Even as a kid I never liked “fantasy” stories --- I was not particularly taken with Merlin and his ilk. By the time I got to college Tolkien was all the rage and I didn’t get it. Hobbits and Middle Earth didn’t work for me, nor did Dune or any of the others like that. I did like Star Trek but am not a Sci-Fi fan and still have only seen the very first Star Wars movie. That being said, the current craze surrounding Game of Thrones has passed me by completely. I bring this up because I realize that my ignorance about the show leaves me lacking when references are made to it --- and those references are cultural markers for a huge audience. While watching Chuck Todd’s Meet the Press Daily show on MSNBC Thursday evening, he did about a 3-minute item that was all Thrones related and I couldn’t have been further in the dark. Now, I know many people (maybe millions?) understand those markers --- but I do not and, therefore, am left out of a conversation that all those people (and Chuck Todd) are having. It may not be the most significant item being discussed in the world today (given our current politics) but there’s definitely a sense of being “out of the loop” when a reference like that is made.
In the same way, I have never watched Breaking Bad. It probably was a matter of timing and I’ve never been much of any “regular TV series” devotee --- particularly not the hour-long variety. I know who Walter White is, of course, and what the show’s premise was (which is far more than I can say about GoT) but I know there are people who make references to specific episodes or talk about incidents that, for them/regular viewers, are “givens.” I’m lost. Again, a cultural marker that I have no Rosetta Stone for. In a world so full of content, however, it is understandable that each of us will be attuned to certain markers and oblivious to others. Which leads me to our seeing Jim Messina at the Fairfield Theater Company on Thursday evening.
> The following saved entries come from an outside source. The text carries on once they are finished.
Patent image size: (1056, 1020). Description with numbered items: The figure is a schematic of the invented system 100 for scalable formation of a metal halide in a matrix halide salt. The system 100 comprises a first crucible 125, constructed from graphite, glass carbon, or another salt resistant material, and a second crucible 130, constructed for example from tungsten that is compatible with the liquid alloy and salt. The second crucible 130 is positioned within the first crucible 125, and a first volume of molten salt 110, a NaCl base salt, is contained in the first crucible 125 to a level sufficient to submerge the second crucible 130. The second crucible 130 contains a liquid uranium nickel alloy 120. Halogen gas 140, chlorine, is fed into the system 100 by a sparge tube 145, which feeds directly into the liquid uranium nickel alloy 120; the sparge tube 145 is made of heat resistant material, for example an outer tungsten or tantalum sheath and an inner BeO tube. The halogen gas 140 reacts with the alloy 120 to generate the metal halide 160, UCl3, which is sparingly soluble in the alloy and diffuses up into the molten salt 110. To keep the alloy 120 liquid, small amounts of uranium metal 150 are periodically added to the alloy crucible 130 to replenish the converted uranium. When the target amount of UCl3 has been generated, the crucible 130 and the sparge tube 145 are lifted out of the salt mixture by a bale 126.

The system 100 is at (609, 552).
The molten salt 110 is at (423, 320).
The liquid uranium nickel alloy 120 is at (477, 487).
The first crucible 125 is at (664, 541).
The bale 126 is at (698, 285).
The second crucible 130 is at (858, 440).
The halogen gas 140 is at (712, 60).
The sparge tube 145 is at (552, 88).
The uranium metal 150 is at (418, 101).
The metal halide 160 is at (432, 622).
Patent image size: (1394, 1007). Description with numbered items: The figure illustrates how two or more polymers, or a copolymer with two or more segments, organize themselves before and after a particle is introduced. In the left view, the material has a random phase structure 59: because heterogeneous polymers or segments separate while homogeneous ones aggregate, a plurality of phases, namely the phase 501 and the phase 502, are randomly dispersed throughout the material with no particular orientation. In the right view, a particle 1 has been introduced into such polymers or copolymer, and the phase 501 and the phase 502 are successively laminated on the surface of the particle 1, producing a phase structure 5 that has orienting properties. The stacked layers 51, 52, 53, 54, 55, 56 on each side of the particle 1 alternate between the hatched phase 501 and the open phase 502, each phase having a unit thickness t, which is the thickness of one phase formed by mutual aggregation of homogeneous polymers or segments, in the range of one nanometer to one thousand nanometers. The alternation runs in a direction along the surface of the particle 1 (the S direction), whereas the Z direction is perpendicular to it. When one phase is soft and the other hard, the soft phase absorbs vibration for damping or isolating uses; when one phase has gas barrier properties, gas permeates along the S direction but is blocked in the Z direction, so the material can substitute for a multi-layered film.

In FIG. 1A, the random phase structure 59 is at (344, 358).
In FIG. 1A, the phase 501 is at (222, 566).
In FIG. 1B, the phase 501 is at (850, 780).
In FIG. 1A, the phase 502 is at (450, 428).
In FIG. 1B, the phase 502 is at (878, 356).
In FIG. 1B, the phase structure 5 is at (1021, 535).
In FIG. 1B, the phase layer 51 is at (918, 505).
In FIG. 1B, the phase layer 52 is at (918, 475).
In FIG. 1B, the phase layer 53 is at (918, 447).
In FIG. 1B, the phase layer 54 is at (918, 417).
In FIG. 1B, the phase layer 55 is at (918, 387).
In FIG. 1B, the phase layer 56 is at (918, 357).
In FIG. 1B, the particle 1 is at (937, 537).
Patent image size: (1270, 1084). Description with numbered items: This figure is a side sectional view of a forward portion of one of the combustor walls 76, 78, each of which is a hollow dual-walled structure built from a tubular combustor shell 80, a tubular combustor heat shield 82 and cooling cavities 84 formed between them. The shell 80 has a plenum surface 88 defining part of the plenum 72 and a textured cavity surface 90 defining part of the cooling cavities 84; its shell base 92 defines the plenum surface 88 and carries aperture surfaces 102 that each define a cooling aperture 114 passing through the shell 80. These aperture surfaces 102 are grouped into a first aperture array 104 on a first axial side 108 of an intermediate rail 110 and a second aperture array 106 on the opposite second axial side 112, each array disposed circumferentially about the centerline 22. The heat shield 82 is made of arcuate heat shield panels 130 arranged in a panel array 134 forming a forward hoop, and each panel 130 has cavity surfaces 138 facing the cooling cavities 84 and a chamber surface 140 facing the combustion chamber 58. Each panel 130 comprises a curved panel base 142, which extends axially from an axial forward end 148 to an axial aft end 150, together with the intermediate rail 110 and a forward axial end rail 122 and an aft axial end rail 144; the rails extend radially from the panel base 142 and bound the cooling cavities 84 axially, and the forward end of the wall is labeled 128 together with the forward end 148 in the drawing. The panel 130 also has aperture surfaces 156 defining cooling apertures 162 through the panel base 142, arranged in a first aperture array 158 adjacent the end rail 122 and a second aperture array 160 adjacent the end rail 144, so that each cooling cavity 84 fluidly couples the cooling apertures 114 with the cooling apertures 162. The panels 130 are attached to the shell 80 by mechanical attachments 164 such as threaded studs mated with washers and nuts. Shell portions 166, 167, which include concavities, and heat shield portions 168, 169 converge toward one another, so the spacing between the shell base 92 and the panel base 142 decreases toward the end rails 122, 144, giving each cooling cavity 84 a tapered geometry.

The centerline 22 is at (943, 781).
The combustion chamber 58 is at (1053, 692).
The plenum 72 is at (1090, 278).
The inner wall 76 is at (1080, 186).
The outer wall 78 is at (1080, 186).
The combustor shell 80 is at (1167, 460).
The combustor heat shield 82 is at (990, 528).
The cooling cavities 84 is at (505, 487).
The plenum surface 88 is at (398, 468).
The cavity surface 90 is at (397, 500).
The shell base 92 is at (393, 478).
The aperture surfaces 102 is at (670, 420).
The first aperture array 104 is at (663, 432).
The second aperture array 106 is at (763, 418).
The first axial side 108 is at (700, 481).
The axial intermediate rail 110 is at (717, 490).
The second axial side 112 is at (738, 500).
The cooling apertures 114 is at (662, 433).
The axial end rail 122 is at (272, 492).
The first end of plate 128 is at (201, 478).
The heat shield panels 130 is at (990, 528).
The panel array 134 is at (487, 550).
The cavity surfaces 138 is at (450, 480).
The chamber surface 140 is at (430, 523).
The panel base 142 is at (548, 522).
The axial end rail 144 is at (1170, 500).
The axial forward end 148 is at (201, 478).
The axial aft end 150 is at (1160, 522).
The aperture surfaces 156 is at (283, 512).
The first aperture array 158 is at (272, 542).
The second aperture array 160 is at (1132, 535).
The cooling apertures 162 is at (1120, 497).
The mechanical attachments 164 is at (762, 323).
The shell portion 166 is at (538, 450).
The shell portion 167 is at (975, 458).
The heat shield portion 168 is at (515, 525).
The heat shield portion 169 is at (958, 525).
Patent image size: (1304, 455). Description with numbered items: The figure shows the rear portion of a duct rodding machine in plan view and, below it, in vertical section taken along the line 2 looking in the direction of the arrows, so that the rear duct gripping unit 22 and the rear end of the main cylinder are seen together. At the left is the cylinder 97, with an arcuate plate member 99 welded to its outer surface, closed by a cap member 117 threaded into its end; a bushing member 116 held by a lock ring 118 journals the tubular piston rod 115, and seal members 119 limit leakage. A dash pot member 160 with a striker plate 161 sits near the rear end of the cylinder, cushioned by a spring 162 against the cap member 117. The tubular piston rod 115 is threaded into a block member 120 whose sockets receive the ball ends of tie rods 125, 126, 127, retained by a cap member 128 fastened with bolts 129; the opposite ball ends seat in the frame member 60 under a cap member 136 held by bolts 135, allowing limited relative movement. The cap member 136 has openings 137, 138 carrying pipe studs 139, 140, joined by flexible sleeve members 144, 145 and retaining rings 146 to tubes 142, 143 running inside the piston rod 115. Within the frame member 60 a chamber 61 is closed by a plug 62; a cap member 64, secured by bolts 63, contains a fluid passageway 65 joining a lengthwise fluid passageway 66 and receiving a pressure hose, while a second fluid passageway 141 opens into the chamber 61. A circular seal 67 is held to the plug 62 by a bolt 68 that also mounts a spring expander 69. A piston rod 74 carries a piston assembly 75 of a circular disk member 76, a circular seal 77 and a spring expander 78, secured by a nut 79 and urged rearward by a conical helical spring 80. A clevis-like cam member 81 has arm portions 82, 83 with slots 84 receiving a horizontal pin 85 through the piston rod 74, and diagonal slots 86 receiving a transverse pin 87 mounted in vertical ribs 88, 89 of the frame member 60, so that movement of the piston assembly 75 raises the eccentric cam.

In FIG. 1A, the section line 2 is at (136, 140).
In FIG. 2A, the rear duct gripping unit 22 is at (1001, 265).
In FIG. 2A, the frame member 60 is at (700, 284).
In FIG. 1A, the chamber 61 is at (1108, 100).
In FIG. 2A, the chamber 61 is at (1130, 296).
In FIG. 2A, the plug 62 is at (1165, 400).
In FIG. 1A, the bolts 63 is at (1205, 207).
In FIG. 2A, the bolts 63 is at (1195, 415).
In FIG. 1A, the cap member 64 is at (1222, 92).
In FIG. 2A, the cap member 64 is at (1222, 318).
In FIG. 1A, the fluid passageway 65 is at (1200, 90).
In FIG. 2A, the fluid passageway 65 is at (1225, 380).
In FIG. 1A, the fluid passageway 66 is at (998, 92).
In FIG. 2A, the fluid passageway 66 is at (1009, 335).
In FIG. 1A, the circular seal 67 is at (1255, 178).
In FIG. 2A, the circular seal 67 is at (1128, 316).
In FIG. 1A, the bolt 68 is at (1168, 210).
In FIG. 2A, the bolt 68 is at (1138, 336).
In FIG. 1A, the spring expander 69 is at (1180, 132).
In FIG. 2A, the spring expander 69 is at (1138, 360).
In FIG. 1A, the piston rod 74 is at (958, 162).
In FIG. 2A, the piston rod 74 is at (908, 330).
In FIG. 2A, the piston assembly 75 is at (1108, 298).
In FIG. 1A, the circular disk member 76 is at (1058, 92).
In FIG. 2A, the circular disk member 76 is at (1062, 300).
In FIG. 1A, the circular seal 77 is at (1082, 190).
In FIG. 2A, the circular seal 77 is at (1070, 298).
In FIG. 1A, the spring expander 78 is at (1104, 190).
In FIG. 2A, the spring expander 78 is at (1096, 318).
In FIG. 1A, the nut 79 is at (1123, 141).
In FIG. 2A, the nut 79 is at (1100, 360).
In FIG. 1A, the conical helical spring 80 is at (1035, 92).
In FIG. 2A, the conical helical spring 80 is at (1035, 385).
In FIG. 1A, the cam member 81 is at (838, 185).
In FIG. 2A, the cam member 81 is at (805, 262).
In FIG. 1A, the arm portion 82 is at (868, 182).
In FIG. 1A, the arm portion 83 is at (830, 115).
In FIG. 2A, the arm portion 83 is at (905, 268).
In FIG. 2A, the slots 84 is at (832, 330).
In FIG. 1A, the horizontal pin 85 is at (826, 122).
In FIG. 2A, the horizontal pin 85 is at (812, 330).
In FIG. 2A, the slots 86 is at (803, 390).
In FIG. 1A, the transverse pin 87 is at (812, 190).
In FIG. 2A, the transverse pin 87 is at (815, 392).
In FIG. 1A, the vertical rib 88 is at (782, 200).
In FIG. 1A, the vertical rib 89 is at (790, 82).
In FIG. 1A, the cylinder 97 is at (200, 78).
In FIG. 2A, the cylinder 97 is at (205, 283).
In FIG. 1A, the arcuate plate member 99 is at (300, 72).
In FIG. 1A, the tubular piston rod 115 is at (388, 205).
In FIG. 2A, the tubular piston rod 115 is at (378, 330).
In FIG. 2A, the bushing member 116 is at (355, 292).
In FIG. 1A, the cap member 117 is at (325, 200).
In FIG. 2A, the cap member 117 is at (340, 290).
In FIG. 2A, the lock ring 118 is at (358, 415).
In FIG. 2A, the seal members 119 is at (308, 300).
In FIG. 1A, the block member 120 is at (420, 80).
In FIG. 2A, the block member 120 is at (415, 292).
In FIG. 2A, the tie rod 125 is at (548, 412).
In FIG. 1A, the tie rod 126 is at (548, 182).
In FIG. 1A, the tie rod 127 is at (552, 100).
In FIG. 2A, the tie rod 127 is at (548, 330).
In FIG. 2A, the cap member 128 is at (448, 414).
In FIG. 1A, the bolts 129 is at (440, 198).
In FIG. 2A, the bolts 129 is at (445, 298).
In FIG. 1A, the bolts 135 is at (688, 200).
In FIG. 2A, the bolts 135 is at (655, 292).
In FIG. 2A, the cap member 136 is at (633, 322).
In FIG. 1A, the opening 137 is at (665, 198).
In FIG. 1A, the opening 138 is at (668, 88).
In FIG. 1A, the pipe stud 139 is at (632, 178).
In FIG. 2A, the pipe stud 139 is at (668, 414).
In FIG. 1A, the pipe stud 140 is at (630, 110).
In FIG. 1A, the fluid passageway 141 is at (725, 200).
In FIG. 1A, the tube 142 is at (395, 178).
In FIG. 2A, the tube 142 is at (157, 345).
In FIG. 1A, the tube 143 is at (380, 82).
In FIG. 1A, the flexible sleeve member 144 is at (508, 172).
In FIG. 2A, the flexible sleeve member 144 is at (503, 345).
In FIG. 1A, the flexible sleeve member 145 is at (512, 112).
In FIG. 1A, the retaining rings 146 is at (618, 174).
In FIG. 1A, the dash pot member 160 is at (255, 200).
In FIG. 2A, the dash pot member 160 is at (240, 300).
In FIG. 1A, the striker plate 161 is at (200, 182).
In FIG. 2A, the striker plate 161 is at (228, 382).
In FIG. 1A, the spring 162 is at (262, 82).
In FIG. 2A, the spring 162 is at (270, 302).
For those who may have no idea who Jim Messina is let me say that he is, for me (& the Lovely Carol Marie, and many in the Baby Boom generation), a cultural marker of some note. If you were a rock’n’roll fan from 1967 to 1977, Jim Messina was a presence, in a low-key yet highly significant way. Starting as a 20 year old engineer/producer with Buffalo Springfield, he played bass on two tracks of that band’s final album and then formed one of the first “country rock” bands (along with the Flying Burrito Brothers) Poco with Springfield’s rhythm guitarist Richie Furay. Poco served as a “feeder” band for the Eagles, supplying both Randy Meisner and then Timothy B. Schmidt as bassists for the more successful band. After Messina left Poco to become an independent producer for Columbia/CBS records he was asked to produce an album by Kenny Loggins, a songwriter (for ABC/Dunhill) who was not a performer. Long story short, Messina wrote or co-wrote six of the 11 songs on Loggins’s first album and contributed so much to the project that it was decided it would be called Kenny Loggins with Jim Messina Sittin’ In. The duo became a regular act and produced five more albums, selling 16 to 20 million units. They were the hottest duo of the ‘70s, surpassed only by Hall and Oates in the second half of the decade.
While Jim Messina has never had the high profile stature of former Springfield mates Stephen Stills and Neil Young --- and wasn’t a “hitmaker” in the 1980s the way Loggins was (remember “I’m Alright,“ “Footloose” and “Danger Zone?”) --- he is a cultural marker because of his centrality to some of the most iconic music that rock and roll fans were immersed in for a decade and longer. So, seeing him perform in 2017 was an event we looked forward to.
Messina and his band --- who were all exceptional musicians --- walked us through those years with memorable songs from Buffalo Springfield, Poco, and Loggins and Messina, as well as an impressive array of new compositions. This may not be true for all, but I know that music is an associative medium for me and, listening to those songs --- reproduced with exceptional fidelity to the original recordings (Messina’s production bona fides shining through) --- I had vivid flashbacks to being on campus, working construction, graduate school in upstate New York, and my early years teaching in Westchester County. It’s why music is a unique and evocative art and why Messina is a significant cultural marker in the pantheon of Baby Boom musicians.
As a final note, I have to say that the loss of so many musicians in 2016 --- from Bowie to Prince to Leon Russell and Leonard Cohen, to Mose Allison and Glen Frey, as well as Paul Kantner and the Beatles producer, George Martin --- raises a certain concern when I see performers now, particularly those who are older than I (Messina turned 69 in December). Cultural markers are particular to audiences and to certain generations of people, reflecting values and beliefs of those groups. Keeping an eye out for cultural markers can be revealing in great and subtle ways --- if only for our own calculating who we are and what we value.